While building data pipelines, I've had issues in the past with datasets that have inconsistent fields. Consider the example below:
| timestamp | name | sales_total |
|---|---|---|
| 2024-11-15 08:23:45 | JS | 54.75 |
| 2024-11-15 09:45:02 | Galcia | 120.30 |
| 2024-11-15 10:12:58 | E. Johnson | 89.99 |
| 2024-11-15 21:15:34 | Mikey | 215.60 |
| 2024-11-15 13:05:21 | Will | 39.45 |
The name column has entries that use initials, name collisions, nicknames and misspellings. The traditional data transformation tools would require considering every edge case possible or manually editing data, which is both time consuming and expensive. Instead, an LLM is capable of parsing a list of names and producing an output like this:
| timestamp | name | sales_total |
|---|---|---|
| 2024-11-15 08:23:45 | John Smith | 54.75 |
| 2024-11-15 09:45:02 | Jane Garcia | 120.30 |
| 2024-11-15 10:12:58 | Emily Johnson | 89.99 |
| 2024-11-15 21:15:34 | Michael Brown | 215.60 |
| 2024-11-15 13:05:21 | William Davis | 39.45 |
This demo uses AWS resources, especially Bedrock Prompt Flows to orchestrate the data extraction and transformation and outputs the cleaned data to a DynamoDB table.
The flow receives S3 paths to an employee list and transaction data as inputs and injects them in pre-built prompts that infer the necessary corrections.
- An AWS account with access to Bedrock's foundation models. To verify or request access to the models consult: https://docs.aws.amazon.com/bedrock/latest/userguide/model-access-modify.html
- Installed and configured the AWS CLI
- Properly configured AWS access keys
Caution
While the resources deployed in this repo are covered by the AWS Free Tier, invoking AWS Bedrock foundation models has an associated cost that depends both on the model used and the amount of tokens employed. Running this demo will cost you about 1 USD, so make sure your budget and billing alerts are configured appropriately.

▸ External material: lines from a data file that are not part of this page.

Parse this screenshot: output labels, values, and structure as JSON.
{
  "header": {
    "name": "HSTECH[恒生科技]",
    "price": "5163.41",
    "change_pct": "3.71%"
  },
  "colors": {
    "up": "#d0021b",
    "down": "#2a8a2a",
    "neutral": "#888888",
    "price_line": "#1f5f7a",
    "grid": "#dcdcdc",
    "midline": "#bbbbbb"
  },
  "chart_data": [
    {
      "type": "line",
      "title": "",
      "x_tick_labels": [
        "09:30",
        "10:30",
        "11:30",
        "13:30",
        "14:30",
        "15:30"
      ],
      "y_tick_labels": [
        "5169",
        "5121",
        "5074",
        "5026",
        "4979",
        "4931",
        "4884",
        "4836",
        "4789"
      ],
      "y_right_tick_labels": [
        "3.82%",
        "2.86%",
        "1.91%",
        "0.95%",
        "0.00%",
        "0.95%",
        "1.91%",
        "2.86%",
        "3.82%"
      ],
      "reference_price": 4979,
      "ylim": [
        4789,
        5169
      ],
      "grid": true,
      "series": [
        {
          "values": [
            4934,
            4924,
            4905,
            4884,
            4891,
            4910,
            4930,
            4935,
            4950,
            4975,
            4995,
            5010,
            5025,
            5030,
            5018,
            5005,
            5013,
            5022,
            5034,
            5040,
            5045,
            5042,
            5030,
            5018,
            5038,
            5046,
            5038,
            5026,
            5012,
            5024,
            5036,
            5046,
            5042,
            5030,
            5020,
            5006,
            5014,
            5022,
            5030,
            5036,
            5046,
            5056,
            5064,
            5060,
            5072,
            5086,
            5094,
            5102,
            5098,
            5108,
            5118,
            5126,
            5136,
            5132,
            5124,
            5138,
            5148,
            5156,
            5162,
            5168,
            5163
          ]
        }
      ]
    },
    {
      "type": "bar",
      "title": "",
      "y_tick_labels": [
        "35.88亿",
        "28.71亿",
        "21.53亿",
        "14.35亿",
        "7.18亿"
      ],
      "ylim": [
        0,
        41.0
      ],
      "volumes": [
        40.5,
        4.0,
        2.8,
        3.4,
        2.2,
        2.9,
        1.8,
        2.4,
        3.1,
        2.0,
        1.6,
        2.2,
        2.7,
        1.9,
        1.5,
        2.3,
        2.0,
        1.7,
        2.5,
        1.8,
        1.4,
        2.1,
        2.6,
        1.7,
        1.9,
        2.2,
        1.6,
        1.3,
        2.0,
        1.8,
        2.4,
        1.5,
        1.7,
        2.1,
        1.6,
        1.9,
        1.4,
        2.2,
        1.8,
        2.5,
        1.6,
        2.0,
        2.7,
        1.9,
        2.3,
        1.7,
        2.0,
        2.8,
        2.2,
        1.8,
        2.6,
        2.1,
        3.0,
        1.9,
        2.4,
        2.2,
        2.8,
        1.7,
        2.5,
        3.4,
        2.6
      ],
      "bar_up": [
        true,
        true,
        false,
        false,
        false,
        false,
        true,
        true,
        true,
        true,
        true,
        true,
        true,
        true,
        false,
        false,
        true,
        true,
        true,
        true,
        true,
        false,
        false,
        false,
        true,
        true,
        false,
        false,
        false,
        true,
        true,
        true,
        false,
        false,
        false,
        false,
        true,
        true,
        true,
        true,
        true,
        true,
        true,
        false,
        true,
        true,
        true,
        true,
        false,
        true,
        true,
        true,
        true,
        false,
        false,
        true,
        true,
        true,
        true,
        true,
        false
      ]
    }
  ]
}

The iac/cfnStack.yaml file contains a CloudFormation template that will deploy:
- Bedrock Prompts for curation and transformation
- The Bedrock Prompt Flow
- A data S3 Bucket
- DynamoDB table fot the output
- Lambda function that publishes the flow output to DynamoDB
- Appropriate minimum privilege IAM roles for Lambda and Bedrock
Use the deploy.sh script to create the stack and upload the sample files to S3. By default the stack is deployed to us-east-1, but this value can be changed in the script.
To invoke the flow:
- Navigate to the AWS Bedrock console and select the Prompt Flows menu.
- Open the
llm-etl-demo-flow - Select the
Edit in flow builderoption - Input an array that contains:
- The names to use as reference
- The transactions to clean. Example:
['employees.yaml','obfuscated_transactions.tsv']
Use the cleanup.sh script to empty the S3 bucket and destroy all resources in the stack.
By default this demo uses the Amazon Titan Text G1 Premier model in order to minimize costs. However, since this pipeline is mainly about summarization and interpolation tasks most large language models with a big enough context window should be capable of producing a valid output.